Sookie arched an eyebrow. “You realize I know a thing or two about cars, right?”
“I do. I also think it would be a good time for Josh and me to get to know each other a little better,” I said before taking a drink of my beer.
“Are you going to cosign on his loan?”
I smiled and said, “Maybe we can make it a family affair. We can all go.”

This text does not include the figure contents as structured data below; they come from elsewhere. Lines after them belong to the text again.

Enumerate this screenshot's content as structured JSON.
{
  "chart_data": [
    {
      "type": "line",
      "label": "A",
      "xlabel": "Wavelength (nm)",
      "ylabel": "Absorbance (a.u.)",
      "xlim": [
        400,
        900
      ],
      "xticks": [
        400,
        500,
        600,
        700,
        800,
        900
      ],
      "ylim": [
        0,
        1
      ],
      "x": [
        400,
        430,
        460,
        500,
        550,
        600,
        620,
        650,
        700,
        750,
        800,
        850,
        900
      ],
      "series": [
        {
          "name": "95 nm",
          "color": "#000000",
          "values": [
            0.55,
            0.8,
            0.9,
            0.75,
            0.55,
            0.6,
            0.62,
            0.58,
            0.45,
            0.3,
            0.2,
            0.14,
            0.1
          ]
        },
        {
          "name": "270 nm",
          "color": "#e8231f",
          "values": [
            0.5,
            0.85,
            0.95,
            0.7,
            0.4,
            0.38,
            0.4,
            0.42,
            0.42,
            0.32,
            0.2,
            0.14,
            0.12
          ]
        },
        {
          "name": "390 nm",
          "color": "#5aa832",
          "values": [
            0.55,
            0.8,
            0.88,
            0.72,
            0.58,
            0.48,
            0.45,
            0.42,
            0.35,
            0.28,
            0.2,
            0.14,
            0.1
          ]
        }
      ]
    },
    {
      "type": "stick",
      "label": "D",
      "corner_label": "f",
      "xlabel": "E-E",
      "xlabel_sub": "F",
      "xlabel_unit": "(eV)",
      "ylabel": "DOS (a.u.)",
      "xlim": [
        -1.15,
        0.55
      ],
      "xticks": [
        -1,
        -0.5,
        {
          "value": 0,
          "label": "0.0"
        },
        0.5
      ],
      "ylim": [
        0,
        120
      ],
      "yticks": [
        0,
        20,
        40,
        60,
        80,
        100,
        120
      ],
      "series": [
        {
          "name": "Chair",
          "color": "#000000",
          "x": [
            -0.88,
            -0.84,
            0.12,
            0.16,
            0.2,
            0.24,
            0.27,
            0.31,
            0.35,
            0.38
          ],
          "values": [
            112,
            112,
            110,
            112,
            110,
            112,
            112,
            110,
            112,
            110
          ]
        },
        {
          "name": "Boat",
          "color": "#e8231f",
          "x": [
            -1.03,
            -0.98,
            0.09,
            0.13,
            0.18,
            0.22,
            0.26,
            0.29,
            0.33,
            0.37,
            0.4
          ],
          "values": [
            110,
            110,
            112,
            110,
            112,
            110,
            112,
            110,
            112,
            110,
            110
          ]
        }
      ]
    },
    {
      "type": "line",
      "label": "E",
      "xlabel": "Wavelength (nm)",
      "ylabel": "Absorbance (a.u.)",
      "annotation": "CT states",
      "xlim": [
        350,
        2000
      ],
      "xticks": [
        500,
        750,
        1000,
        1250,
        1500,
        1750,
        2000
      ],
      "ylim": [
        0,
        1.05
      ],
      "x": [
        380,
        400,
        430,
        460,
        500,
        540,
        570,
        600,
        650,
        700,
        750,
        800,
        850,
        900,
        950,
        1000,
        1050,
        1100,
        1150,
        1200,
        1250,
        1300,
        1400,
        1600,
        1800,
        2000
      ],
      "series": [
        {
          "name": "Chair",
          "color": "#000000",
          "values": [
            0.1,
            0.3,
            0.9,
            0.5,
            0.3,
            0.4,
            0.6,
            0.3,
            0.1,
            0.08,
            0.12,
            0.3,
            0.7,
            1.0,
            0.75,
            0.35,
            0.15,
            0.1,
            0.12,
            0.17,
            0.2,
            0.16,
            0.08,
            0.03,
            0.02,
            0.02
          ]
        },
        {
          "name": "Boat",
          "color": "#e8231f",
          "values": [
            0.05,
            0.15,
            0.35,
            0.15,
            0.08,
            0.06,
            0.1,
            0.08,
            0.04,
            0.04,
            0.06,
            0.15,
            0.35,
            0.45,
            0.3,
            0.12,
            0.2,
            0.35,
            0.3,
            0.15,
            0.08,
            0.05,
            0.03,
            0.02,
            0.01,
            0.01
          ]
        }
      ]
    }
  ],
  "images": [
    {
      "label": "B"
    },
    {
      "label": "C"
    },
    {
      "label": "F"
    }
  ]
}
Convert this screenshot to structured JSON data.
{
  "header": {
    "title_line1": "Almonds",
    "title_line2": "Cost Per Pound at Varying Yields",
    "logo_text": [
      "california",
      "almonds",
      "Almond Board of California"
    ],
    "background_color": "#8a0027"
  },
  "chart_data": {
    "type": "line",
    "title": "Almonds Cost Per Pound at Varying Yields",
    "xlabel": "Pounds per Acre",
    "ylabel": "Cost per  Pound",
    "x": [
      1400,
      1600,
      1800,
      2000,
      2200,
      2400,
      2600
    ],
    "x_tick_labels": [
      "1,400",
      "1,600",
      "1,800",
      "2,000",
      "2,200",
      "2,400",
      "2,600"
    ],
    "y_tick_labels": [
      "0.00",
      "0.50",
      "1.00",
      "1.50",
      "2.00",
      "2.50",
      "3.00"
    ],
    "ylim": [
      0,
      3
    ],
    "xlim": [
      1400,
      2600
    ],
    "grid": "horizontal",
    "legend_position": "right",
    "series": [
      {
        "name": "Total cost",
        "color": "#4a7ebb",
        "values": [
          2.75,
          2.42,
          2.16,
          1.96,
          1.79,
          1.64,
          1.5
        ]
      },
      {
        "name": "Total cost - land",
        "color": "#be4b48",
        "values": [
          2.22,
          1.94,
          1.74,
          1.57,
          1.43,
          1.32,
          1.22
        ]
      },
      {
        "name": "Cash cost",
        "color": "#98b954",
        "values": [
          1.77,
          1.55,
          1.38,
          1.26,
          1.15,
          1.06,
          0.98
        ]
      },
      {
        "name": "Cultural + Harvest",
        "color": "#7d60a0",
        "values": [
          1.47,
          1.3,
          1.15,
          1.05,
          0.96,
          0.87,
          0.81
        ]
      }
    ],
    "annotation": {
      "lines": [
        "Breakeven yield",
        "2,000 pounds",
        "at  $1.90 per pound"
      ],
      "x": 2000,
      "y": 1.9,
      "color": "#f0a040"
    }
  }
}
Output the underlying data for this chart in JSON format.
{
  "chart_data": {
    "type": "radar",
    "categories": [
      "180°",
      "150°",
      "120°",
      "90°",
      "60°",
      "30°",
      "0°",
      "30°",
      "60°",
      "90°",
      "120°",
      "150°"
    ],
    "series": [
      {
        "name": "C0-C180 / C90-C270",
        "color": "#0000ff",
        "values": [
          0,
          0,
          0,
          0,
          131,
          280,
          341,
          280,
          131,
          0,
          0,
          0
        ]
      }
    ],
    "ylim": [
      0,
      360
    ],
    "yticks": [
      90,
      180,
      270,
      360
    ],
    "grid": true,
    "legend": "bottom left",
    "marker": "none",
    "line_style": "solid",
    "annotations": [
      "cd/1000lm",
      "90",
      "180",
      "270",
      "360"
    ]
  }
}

“Annnnnd you’re drunk,” she laughed.
“A slight buzz, maybe. It takes a lot more to get me drunk,” I laughed with her. She had a pretty laugh. Buzzed me decided it would be a good idea to say, “You’re really pretty when you smile.”
“Yep, definitely drunk.”
“Nah, you’re always pretty, Sookie. The smile looks good on you, though.”
“I think the crack on those chicken fingers has you all fucked up,” she said, her laugh turning a little uncomfortable.
“I’m not flirting with you, if that’s what you think. I’m just stating a fact. Say thanks and we can move on,” I chuckled.
“Good job,” I winked. Something told me she didn’t get compliments very often, at least not ones that didn’t include some sort of innuendo.
“So anyway…” She was definitely uncomfortable with the compliment.
I took another drink of my beer before I said, “I do think it would be a good idea to do that car shopping together. We can show the kids we’re growing up some.”
“I don’t think a car dealership is the right place for that.”
That did leave arguments at chance. They would be over stupid, silly things that I was likely to be right about, but Sookie would argue it just to be spiteful.
“Good point,” I said.
“Besides, I can’t go giving away my negotiating tactics to the competition,” she smirked.
“My negotiating tactics are just fine, thank you very much,” I said. I lifted my beer to take another drink. If I kept it up I was going to need a ride home…
“I’ll have to take your word for it.” Sookie got up from her seat and took her beer over to the digital jukebox.
I grabbed my beer so I could follow her. The restaurant had pretty much cleared out. I noticed the staff was cleaning up like they were closed. Sookie fed some cash into the machine, and started looking through her options.
“What’s your favorite band?” I asked as I stepped up next to her.
“Do you mind if I ask how old you are?” I asked as I reached up to point at a Led Zeppelin song.
“Thirty-seven,” she replied.
“You look a hell of a lot younger,” I commented.
“Thanks,” she said absently as she looked at the screen. She punched in the number for a song by The Hollies.
“What’s your favorite band?”
“Toss up between early Metallica and Springsteen, depending on my mood,” I answered. “I do enjoy classic rock.”
“There’s a big gap between Springsteen and Metallica.”
“I’m well aware,” I shrugged. “I used to sing I’m On Fire to the girls when they were babies. It usually made them quit crying. Probably just to shut me up.”
I didn’t know what else to say to her so I excused myself and went back to the bar with my beer. Sookie continued to pick songs on the jukebox for another couple minutes before she came back to me, dancing a little on the way. I was probably drunk, but I liked the way her body moved.
She sat down at the bar and finished off her beer. I finished mine too before I paid my bill. I waited a few songs, talking to Sookie some more, before I left. I wasn’t expecting somewhat of an olive branch from Sookie, but by the time I left it felt like we made pretty decent progress.